I plan to do it with collection.ensure_index({"A":1, "B":1}, background=True)
How much time could it need? It will be faster than the system index based on "_id"?
Upvotes: 0
Views: 1029
Reputation: 171
Well, the time taken to create the index totally depends on the hardware (system) you are using and the number of records. for ~20K records it should be quick and not take more time. max few seconds in worst case. Little off topic, but i see that you have given background true option, probably its not needed as these background options are used while create a very large data set.Please consider few things while creating index, not only for this question but in general.
-$
Upvotes: 0
Reputation: 7374
The amount of time it takes to add the index would depend on your hardware, but with 20206 records a simple index as you describe shouldn't take very long for most hardware.

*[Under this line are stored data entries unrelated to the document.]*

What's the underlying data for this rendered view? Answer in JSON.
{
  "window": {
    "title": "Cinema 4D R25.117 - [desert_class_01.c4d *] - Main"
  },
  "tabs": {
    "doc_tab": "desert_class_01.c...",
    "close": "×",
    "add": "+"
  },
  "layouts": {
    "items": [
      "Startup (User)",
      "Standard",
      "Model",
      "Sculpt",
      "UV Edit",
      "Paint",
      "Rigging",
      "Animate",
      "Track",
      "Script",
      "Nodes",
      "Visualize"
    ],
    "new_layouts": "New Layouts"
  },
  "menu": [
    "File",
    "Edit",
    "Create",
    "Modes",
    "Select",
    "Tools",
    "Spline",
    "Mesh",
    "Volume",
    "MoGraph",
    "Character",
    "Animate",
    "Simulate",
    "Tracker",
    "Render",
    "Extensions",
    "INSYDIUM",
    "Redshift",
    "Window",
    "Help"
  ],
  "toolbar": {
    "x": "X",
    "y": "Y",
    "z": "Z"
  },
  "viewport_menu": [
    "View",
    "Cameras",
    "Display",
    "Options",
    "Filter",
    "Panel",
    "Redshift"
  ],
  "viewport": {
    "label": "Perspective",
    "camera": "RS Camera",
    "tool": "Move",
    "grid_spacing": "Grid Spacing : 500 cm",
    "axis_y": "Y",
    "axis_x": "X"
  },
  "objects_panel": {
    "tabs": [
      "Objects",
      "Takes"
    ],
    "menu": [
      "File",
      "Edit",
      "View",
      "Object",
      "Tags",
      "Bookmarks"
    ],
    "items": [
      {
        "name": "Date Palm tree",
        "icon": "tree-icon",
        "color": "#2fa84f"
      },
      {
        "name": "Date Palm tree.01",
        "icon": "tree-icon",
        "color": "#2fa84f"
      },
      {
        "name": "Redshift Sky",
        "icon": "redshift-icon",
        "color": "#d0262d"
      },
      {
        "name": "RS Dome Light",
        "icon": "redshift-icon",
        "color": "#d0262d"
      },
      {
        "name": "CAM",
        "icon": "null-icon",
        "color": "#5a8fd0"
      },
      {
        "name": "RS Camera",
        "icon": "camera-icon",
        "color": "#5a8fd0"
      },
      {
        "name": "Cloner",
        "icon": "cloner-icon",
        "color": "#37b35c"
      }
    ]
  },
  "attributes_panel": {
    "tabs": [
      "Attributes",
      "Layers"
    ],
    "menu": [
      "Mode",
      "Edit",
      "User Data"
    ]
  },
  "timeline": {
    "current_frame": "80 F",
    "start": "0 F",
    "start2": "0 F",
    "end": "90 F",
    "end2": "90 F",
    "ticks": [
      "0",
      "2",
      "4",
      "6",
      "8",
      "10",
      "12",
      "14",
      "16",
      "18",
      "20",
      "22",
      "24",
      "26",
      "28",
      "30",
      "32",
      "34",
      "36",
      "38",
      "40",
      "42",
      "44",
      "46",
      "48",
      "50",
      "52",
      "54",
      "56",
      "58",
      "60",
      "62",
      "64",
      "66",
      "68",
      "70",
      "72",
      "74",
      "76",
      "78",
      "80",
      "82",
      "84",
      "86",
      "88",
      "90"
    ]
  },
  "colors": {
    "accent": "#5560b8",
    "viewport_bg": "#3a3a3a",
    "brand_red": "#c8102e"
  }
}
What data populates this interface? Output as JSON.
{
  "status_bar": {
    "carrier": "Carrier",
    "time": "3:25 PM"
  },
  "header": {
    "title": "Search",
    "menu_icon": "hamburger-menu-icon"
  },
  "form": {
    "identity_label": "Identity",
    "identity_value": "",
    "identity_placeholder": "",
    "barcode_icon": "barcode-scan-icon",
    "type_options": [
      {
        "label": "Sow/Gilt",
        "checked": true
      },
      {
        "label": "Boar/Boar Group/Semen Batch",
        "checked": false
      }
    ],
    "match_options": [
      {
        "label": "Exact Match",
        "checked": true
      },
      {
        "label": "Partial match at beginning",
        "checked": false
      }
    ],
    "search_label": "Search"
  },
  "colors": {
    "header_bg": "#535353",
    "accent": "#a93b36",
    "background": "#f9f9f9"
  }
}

Queries fully covered by the index (i.e. where you specify A and B, or just A, but not just B - indexes cover from left to right so unless you include A in the select, the index can't be used) will be much faster to retrieve the results. Unless you are searching by _id, the default index on _id won't help you at all; queries on A and B will have to perform a full collection scan without your proposed index, which is orders of magnitude slower than an index scan.
Inserts will be slightly slower as the index will need to be updated too, but again with a relatively small number of total documents, this isn't likely be a large overhead.
The updates to change the C collection may well be faster if you are using A and B to identify which document to update, as they will benefit from the faster search, and the update should not be impacted once the data is found as the index should not need changing.
As the absolute performance will be specific to your hardware, if you're concerned about it the best thing to do is try it out on a copy of the data (on similar hardware) and measure whether the performance meets your needs. The output from explaining the query can be very informative in understanding how your indexes are impacting your query performance.
Upvotes: 2